No, data is never sold. It is also never used by any external companies.
Sometimes pharmaceutical companies conduct clinical trials in the NHS. These trials are very strictly regulated by the NHS. So the pharmaceutical companies know which parts of the NHS are best to work with for a particular trial, they sometimes ask: “How many patients in your service have disease X?” CRIS may be used to help answer these types of questions. The companies never get to see or use CRIS, and any work carried out to find patients who might be suitable for research will be carried out by approved NHS Trust users only.
CRIS works on an opt-out model. Data is de-identified and is anonymous when made available for research. However, patients always have the option to opt their record out from being included in CRIS. Details of how this works can be found on your local Trust website.

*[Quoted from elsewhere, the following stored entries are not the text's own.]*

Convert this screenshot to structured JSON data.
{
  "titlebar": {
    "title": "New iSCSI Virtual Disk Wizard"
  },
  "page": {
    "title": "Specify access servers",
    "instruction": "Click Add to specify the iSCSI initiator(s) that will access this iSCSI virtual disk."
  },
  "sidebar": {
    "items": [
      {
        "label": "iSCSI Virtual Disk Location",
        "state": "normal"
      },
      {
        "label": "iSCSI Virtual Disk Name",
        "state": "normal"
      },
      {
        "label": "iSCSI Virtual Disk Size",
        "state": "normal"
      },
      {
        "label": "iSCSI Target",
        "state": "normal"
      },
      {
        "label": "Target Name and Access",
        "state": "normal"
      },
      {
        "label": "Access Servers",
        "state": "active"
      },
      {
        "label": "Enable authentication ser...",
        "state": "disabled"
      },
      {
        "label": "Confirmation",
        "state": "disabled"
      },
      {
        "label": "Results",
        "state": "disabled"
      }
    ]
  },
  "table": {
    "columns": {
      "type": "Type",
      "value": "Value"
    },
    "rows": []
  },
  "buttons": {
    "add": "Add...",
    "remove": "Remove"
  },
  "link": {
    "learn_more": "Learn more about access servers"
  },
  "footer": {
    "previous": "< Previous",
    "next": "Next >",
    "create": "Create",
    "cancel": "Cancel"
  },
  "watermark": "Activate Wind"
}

Federation relates to how the CRIS databases are set up. Data is not pooled and each Trust have their own CRIS database. At times NHS Trusts and their associates, may wish to work together on a project where having a larger amount of (de-identified) data can help provide a better understanding/comparison of how a treatment or intervention may be working for example. Following a review and approval process the member Trusts wishing to work together can sanction a federated search project. This would allow an authorised researcher to run a query against their own instance of CRIS and the other Trust(s) CRIS database who agreed to work together. This can help add numbers to research projects, which makes findings more reliable and more representative. The national governance group oversee and the terms for using federated search and these are captured in the UK-CRIS Data Sharing Agreement (DSA) for Federated Search.
The DSA has been drafted and ratified by all member Trusts, input from the national governance group was sought during the drafting stage. The DSA reflects and accounts for any new requirements set out by the General Data Protection Regulation and Data Protection Act 2018, it has also been drafted in accordance with the Information Commissioner’s Office’s ‘Data Sharing Code of Practice’. It clearly defines the scope and propose of any proposed sharing, of de-identified data, between Trusts, it also sets out each Trust’s roles and responsibilities to each other when it comes to sharing de-identified data.
CRIS has been reviewed and approved internally by each member Trust and has also undergone an external review by the Health Research Authority, the Confidentiality Advisory Group and several ethics boards. A Data Protection Impact Assessment (DPIA) has been completed by the UK-CRIS team in addition to each Trust completing one of their own, externally Kaleidoscope Consultants carried out a Privacy Impact Assessment.